🤖 AI Summary
This study investigates how structural plasticity of the mushroom body (MB) regulates odor categorization during olfactory learning in *Drosophila*. Focusing on KC→MBON synaptic connectivity, we combine genetic perturbations—including ablation of mature Kenyon cells (KCs), synaptic pruning, and circuit rewiring—with biologically inspired neural network modeling to systematically assess how structural alterations impact MB output neuron (MBON) classification performance. We find that: (1) KC developmental maturity determines functional specificity—targeted ablation of mature KCs significantly impairs MBON odor discrimination; (2) the number of KC inputs received by an MBON is negatively correlated with its classification error rate; and (3) structural specificity—not merely connection density—of KC–MBON synapses is essential for efficient neural computation. This work establishes, for the first time at the circuit level, a causal role for developmentally regulated structural plasticity in perceptual learning, offering a novel paradigm for probing structure–function relationships in neural circuits.
📝 Abstract
The Drosophila mushroom body (MB) is known to be involved in olfactory learning and memory; the synaptic plasticity of the Kenyon cell (KC) to mushroom body output neuron (MBON) synapses plays a key role in the learning process. Previous research has focused on projection neuron (PN) to Kenyon cell (KC) connectivity within the MB; we examine how perturbations to the mushroom body circuit structure and changes in connectivity, specifically within the KC to mushroom body output neuron (MBON) neural circuit, affect the MBONs' ability to distinguish between odor classes.
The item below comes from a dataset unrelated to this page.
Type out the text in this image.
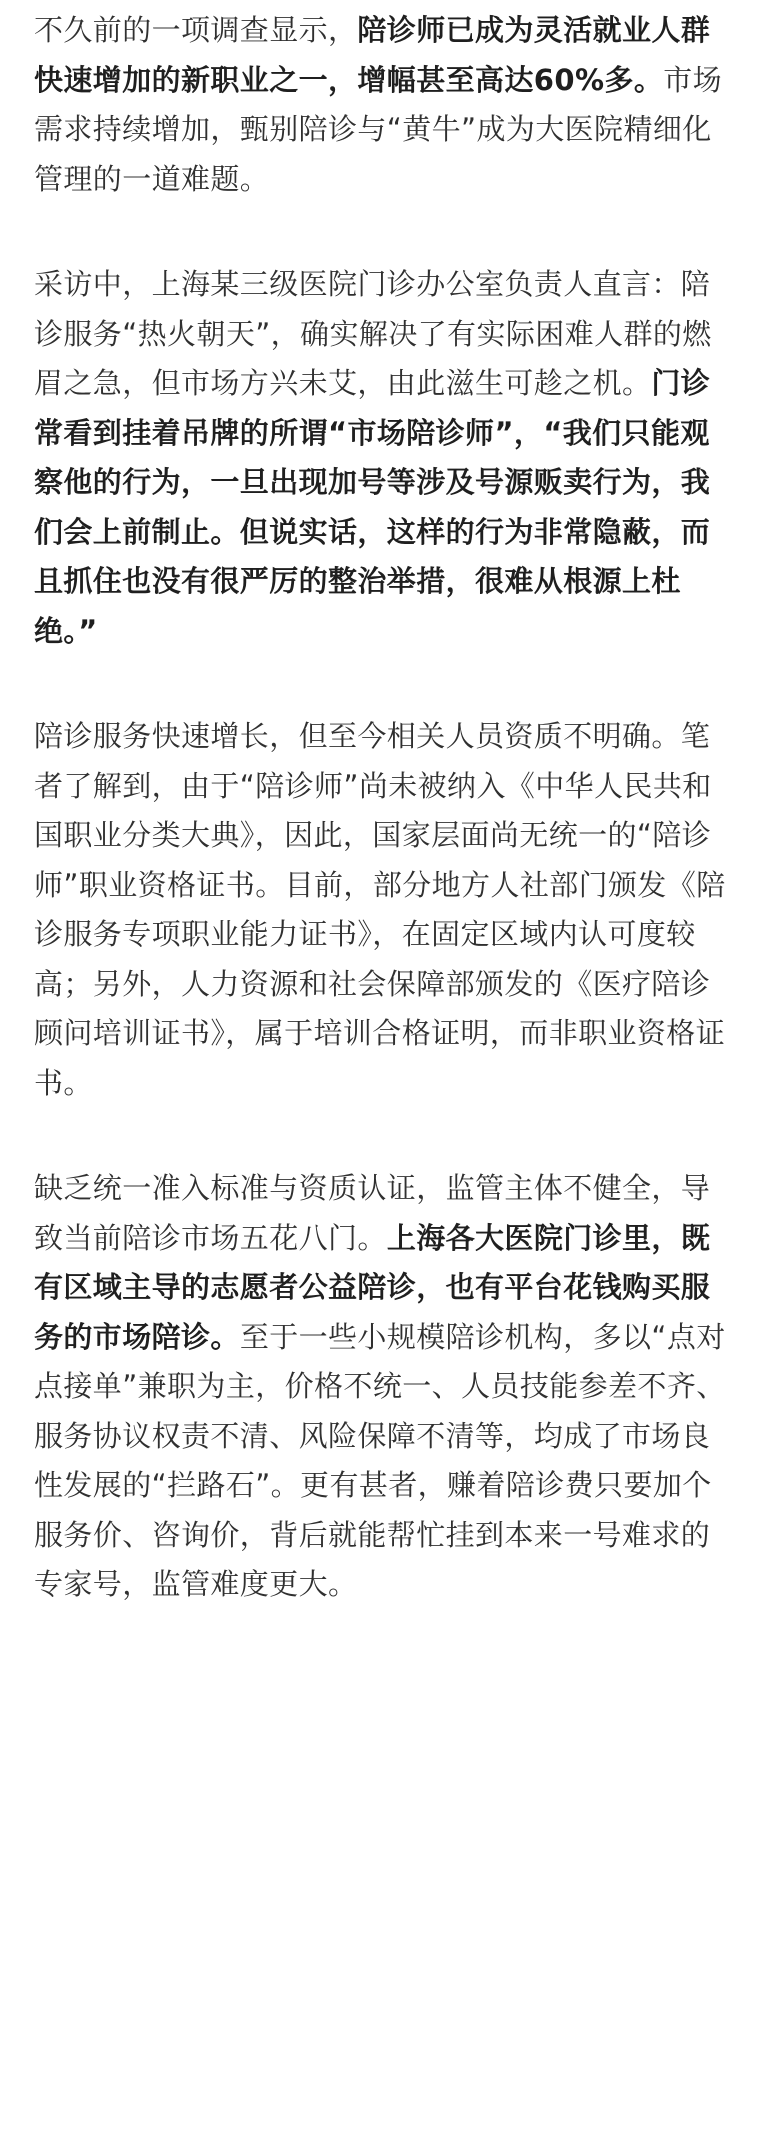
不久前的一项调查显示，陪诊师已成为灵活就业人群快速增加的新职业之一，增幅甚至高达60%多。市场需求持续增加，甄别陪诊与“黄牛”成为大医院精细化管理的一道难题。

采访中，上海某三级医院门诊办公室负责人直言：陪诊服务“热火朝天”，确实解决了有实际困难人群的燃眉之急，但市场方兴未艾，由此滋生可趁之机。门诊常看到挂着吊牌的所谓“市场陪诊师”，“我们只能观察他的行为，一旦出现加号等涉及号源贩卖行为，我们会上前制止。但说实话，这样的行为非常隐蔽，而且抓住也没有很严厉的整治举措，很难从根源上杜绝。”

陪诊服务快速增长，但至今相关人员资质不明确。笔者了解到，由于“陪诊师”尚未被纳入《中华人民共和国职业分类大典》，因此，国家层面尚无统一的“陪诊师”职业资格证书。目前，部分地方人社部门颁发《陪诊服务专项职业能力证书》，在固定区域内认可度较高；另外，人力资源和社会保障部颁发的《医疗陪诊顾问培训证书》，属于培训合格证明，而非职业资格证书。

缺乏统一准入标准与资质认证，监管主体不健全，导致当前陪诊市场五花八门。上海各大医院门诊里，既有区域主导的志愿者公益陪诊，也有平台花钱购买服务的市场陪诊。至于一些小规模陪诊机构，多以“点对点接单”兼职为主，价格不统一、人员技能参差不齐、服务协议权责不清、风险保障不清等，均成了市场良性发展的“拦路石”。更有甚者，赚着陪诊费只要加个服务价、咨询价，背后就能帮忙挂到本来一号难求的专家号，监管难度更大。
We constructed a neural network that incorporates the connectivity between PNs, KCs, and MBONs. To train our model, we generated ten artificial input classes, which represent the projection neuron activity in response to different odors. We collected data on the number of KC-to-MBON connections, MBON error rates, and KC-to-MBON synaptic weights, among other metrics. We observed that MBONs with very few presynaptic KCs consistently performed worse than others in the odor classification task. The developmental types of KCs also played a significant role in each MBON's output. We performed random and targeted KC ablation and observed that ablating developmentally mature KCs had a greater negative impact on MBONs' learning capacity than ablating immature KCs. Random and targeted pruning of KC-MBON synaptic connections yielded results largely consistent with the ablation experiments. To further explore the various types of KCs, we also performed rewiring experiments in the PN to KC circuit. Our study furthers our understanding of olfactory neuroplasticity and provides important clues to understanding learning and memory in general. Understanding how the olfactory circuits process and learn can also have potential applications in artificial intelligence and treatments for neurodegenerative diseases.